Tick Fire Recovery
Tick Fire Recovery
By Mayor Marsha McLean
To say this has been a tough couple of weeks in our City is an understatement. After completing an initial assessment, nearly two dozen valley residents are dealing with the loss of their homes and all of their belongings, dozens more are facing substantial smoke and fire damage to their houses and tens of thousands have coped with evacuations due to the Tick Fire.
This fire forced the largest evacuation in our City’s history. More than 11,000 homes had to be evacuated, resulting in more than 40,000 residents forced to flee their homes as the fire swept through 4,000 plus acres fueled by the strong Santa Ana winds.
City staff was a part of the unified command, along with the Los Angeles County Fire Department, Sheriff’s Department and California Highway Patrol. The first priority whenever a fire breaks out, or our City faces emergency circumstances, is to ensure the safety of our residents. When our public safety partners call for evacuations, they do it for your safety. We appreciate all of you who heeded their warnings and left your homes so they could do their jobs.

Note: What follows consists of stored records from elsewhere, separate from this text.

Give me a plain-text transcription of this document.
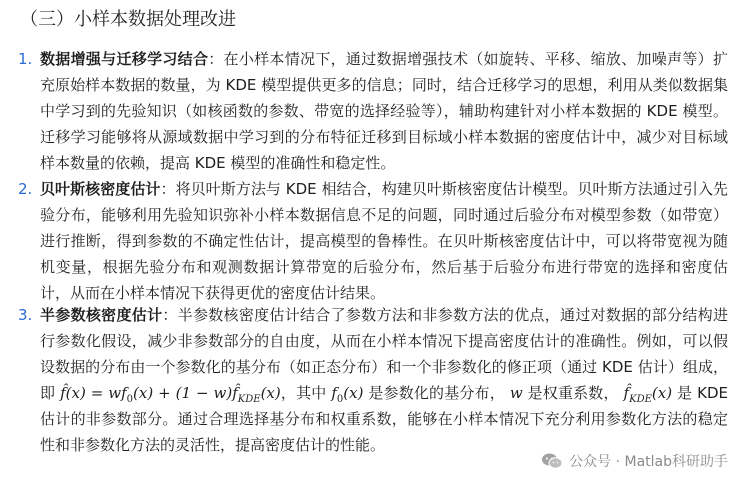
（三）小样本数据处理改进
1. 数据增强与迁移学习结合：在小样本情况下，通过数据增强技术（如旋转、平移、缩放、加噪声等）扩充原始样本数据的数量，为 KDE 模型提供更多的信息；同时，结合迁移学习的思想，利用从类似数据集中学习到的先验知识（如核函数的参数、带宽的选择经验等），辅助构建针对小样本数据的 KDE 模型。迁移学习能够将从源域数据中学习到的分布特征迁移到目标域小样本数据的密度估计中，减少对目标域样本数量的依赖，提高 KDE 模型的准确性和稳定性。
2. 贝叶斯核密度估计：将贝叶斯方法与 KDE 相结合，构建贝叶斯核密度估计模型。贝叶斯方法通过引入先验分布，能够利用先验知识弥补小样本数据信息不足的问题，同时通过后验分布对模型参数（如带宽）进行推断，得到参数的不确定性估计，提高模型的鲁棒性。在贝叶斯核密度估计中，可以将带宽视为随机变量，根据先验分布和观测数据计算带宽的后验分布，然后基于后验分布进行带宽的选择和密度估计，从而在小样本情况下获得更优的密度估计结果。
3. 半参数核密度估计：半参数核密度估计结合了参数方法和非参数方法的优点，通过对数据的部分结构进行参数化假设，减少非参数部分的自由度，从而在小样本情况下提高密度估计的准确性。例如，可以假设数据的分布由一个参数化的基分布（如正态分布）和一个非参数化的修正项（通过 KDE 估计）组成，即 f̂(x) = $wf_0(x) + (1$ − $w)f̂_{KDE}(x)$，其中 $f_0(x)$ 是参数化的基分布， w 是权重系数， $f̂_{KDE}(x)$ 是 KDE 估计的非参数部分。通过合理选择基分布和权重系数，能够在小样本情况下充分利用参数化方法的稳定性和非参数化方法的灵活性，提高密度估计的性能。
公众号 · Matlab科研助手
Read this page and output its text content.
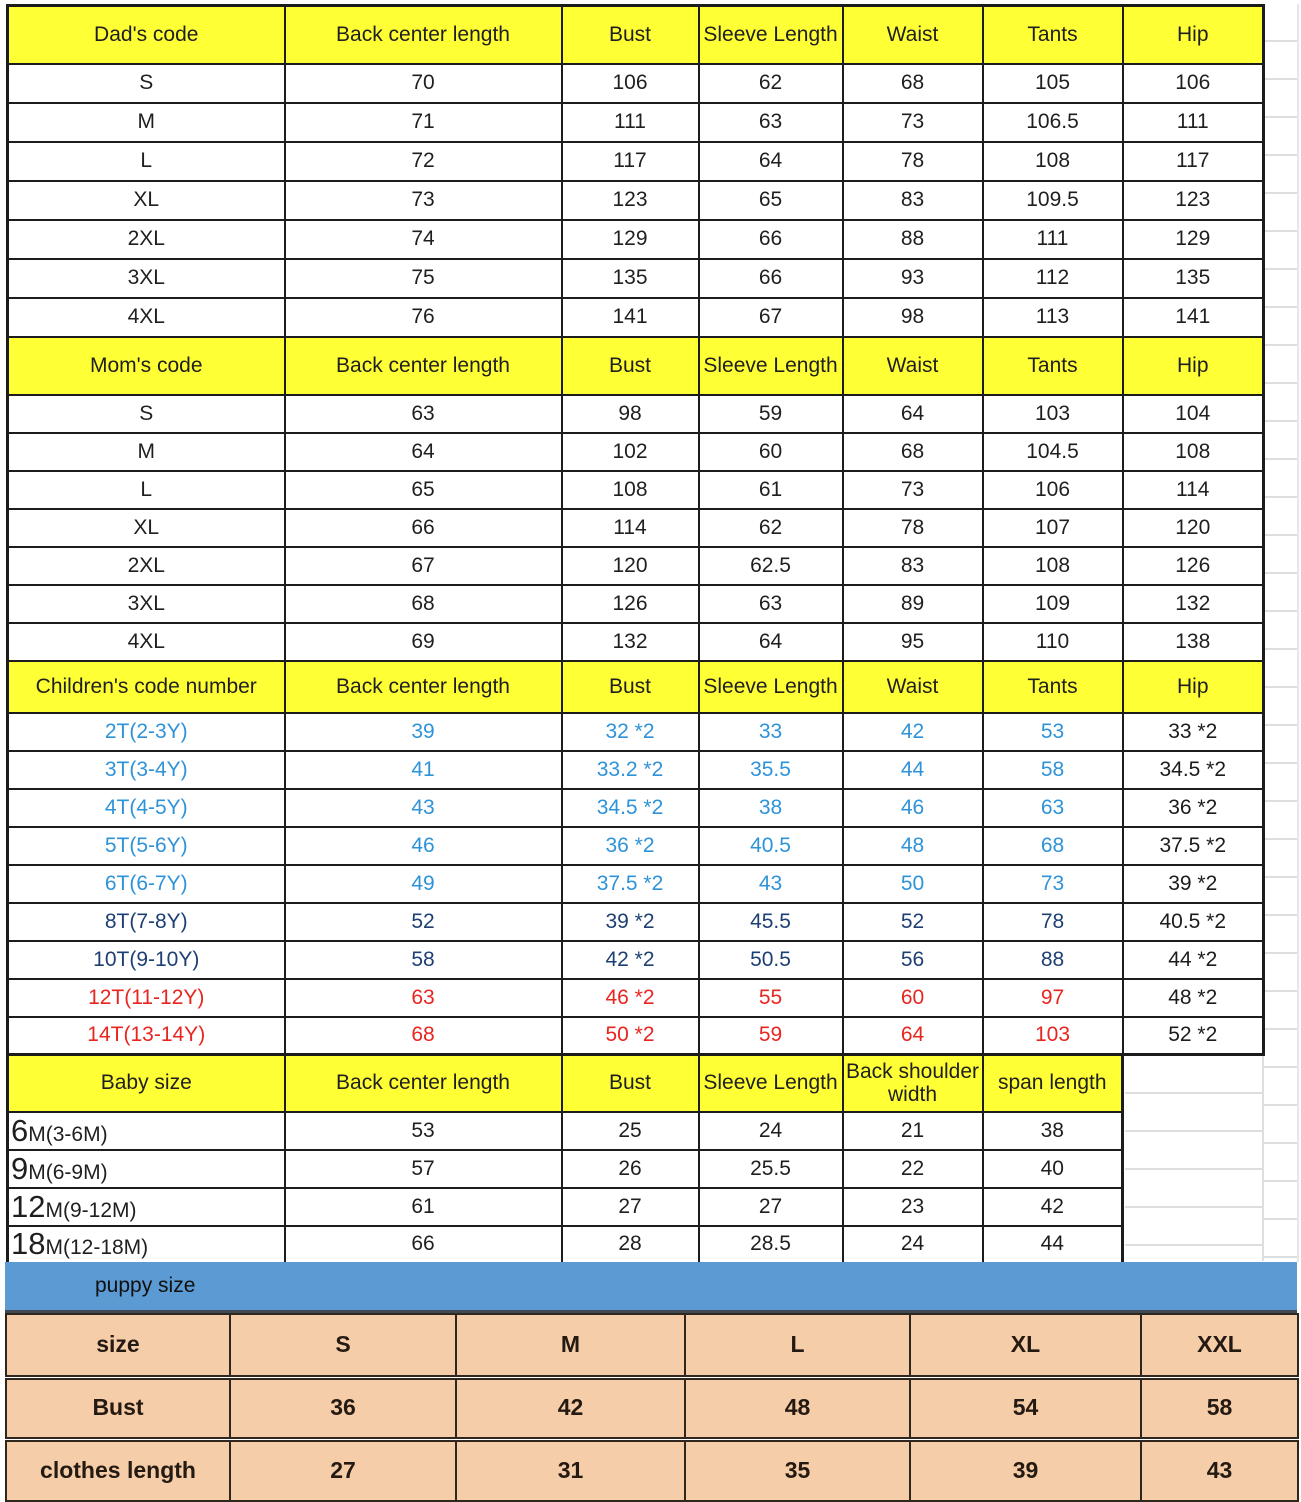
Dad's code	Back center length	Bust	Sleeve Length	Waist	Tants	Hip
S	70	106	62	68	105	106
M	71	111	63	73	106.5	111
L	72	117	64	78	108	117
XL	73	123	65	83	109.5	123
2XL	74	129	66	88	111	129
3XL	75	135	66	93	112	135
4XL	76	141	67	98	113	141
Mom's code	Back center length	Bust	Sleeve Length	Waist	Tants	Hip
S	63	98	59	64	103	104
M	64	102	60	68	104.5	108
L	65	108	61	73	106	114
XL	66	114	62	78	107	120
2XL	67	120	62.5	83	108	126
3XL	68	126	63	89	109	132
4XL	69	132	64	95	110	138
Children's code number	Back center length	Bust	Sleeve Length	Waist	Tants	Hip
2T(2-3Y)	39	32 *2	33	42	53	33 *2
3T(3-4Y)	41	33.2 *2	35.5	44	58	34.5 *2
4T(4-5Y)	43	34.5 *2	38	46	63	36 *2
5T(5-6Y)	46	36 *2	40.5	48	68	37.5 *2
6T(6-7Y)	49	37.5 *2	43	50	73	39 *2
8T(7-8Y)	52	39 *2	45.5	52	78	40.5 *2
10T(9-10Y)	58	42 *2	50.5	56	88	44 *2
12T(11-12Y)	63	46 *2	55	60	97	48 *2
14T(13-14Y)	68	50 *2	59	64	103	52 *2
Baby size	Back center length	Bust	Sleeve Length	Back shoulder width	span length
6M(3-6M)	53	25	24	21	38
9M(6-9M)	57	26	25.5	22	40
12M(9-12M)	61	27	27	23	42
18M(12-18M)	66	28	28.5	24	44
puppy size
size	S	M	L	XL	XXL
Bust	36	42	48	54	58
clothes length	27	31	35	39	43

Even with the incredible jobs of our first responders, this fire moved so quickly that homes were lost. For our neighbors who were impacted by the Tick Fire, I urge you to take advantage of the resources and help available to you. The City, in cooperation with Los Angeles County, has activated a Local Assistance Center (LAC) at The Centre, 20880 Centre Pointe Parkway, Santa Clarita, CA 91350. The LAC will be open through Monday, November 4, from 10:00 a.m. to 7:00 p.m. daily.
The LAC has more than two dozen organizations represented, offering assistance on everything from replacing personal documents, getting insurance questions answered, finding out about tax relief support, getting crisis counseling services, obtaining ash/soot cleanup tips, getting info on debris removal, finding local licensed contractors and much more. LAC services are free to any member of the public – no identification or documentation is needed to access help. Bilingual support will be available on-site, as well as support for those who have disabilities, access or functional needs. You can also visit lacounty.gov/recovery for more recovery resources.

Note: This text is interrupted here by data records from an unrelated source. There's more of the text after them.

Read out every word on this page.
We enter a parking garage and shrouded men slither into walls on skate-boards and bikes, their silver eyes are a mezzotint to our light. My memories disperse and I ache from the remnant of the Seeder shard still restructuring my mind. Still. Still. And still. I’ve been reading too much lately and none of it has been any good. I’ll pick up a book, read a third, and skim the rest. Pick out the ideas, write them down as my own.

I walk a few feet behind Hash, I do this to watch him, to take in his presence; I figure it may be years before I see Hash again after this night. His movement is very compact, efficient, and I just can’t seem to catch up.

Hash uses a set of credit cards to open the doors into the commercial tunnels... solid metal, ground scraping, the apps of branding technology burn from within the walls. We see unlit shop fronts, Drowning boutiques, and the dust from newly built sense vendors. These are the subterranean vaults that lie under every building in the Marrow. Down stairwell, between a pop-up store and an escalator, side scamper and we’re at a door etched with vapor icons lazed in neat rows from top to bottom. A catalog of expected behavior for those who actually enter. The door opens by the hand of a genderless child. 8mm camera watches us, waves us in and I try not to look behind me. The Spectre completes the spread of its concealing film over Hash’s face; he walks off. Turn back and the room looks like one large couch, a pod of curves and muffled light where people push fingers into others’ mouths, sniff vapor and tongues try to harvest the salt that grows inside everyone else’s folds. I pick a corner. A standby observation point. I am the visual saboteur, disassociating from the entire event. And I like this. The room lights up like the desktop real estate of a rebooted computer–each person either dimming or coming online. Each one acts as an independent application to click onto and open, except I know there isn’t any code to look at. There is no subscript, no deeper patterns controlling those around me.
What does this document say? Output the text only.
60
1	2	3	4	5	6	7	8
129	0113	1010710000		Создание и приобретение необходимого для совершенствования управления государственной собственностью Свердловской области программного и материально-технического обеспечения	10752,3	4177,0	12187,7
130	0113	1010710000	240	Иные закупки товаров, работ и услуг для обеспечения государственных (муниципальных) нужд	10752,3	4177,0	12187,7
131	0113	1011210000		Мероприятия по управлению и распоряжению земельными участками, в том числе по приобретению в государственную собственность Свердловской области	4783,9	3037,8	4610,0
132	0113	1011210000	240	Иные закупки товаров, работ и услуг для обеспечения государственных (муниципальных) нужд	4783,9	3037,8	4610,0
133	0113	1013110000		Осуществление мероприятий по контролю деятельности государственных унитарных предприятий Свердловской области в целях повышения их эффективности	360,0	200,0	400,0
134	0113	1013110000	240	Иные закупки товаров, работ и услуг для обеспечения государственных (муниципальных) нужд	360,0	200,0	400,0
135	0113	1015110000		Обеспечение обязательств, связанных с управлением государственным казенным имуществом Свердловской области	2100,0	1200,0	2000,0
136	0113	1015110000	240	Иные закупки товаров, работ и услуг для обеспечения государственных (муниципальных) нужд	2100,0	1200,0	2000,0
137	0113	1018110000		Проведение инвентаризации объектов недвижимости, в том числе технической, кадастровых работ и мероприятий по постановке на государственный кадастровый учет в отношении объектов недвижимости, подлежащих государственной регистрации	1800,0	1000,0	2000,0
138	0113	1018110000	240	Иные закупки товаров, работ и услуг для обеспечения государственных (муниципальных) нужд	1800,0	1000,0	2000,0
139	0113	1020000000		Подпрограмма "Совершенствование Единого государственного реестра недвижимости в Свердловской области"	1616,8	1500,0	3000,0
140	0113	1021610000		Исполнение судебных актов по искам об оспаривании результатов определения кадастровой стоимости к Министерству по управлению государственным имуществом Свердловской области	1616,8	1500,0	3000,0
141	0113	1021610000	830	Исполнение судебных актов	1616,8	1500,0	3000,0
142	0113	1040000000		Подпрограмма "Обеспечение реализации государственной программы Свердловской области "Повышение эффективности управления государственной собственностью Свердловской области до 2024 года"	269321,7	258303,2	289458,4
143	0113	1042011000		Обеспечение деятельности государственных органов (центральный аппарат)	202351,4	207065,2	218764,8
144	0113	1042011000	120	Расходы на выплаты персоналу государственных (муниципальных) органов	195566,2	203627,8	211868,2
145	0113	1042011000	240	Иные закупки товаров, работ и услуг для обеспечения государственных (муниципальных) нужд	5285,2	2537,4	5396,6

In addition to this official support being offered, the outpouring of community support has been awe-inspiring, as it truly defines the tight-knit Santa Clarita community. Social media pages are flooded with offers of food donations, clothing, places to stay, camps for kids during school closures and so much more. One of the images that best sums up the support among neighbors is of posters that have been placed on the front lawn of a home that was burned. The signs read, “You are not alone” and “We love you.” Neighbors supporting neighbors and a community rallying around those who lost everything exemplifies what our City stands for.
I want to remind all of you that fire season doesn’t end here in Southern California – and the Santa Ana winds will be back. Please review your family’s emergency preparedness plans and make sure your Ready Set Go evacuation plans are in place. For more information, please visit fire.lacounty.gov/rsg and find critical information on creating defensible space around your home, retrofitting your home with fire-resistant materials and how to prepare to safely evacuate well ahead of a wildfire.
I also want to say thank you to all of our first responders who worked long days and nights to safeguard life and property. Thank you for protecting Santa Clarita. And, thank you to the Red Cross and volunteers for providing help and services to those who needed to utilize the Evacuation Centers. When I visited last week, the families were very grateful.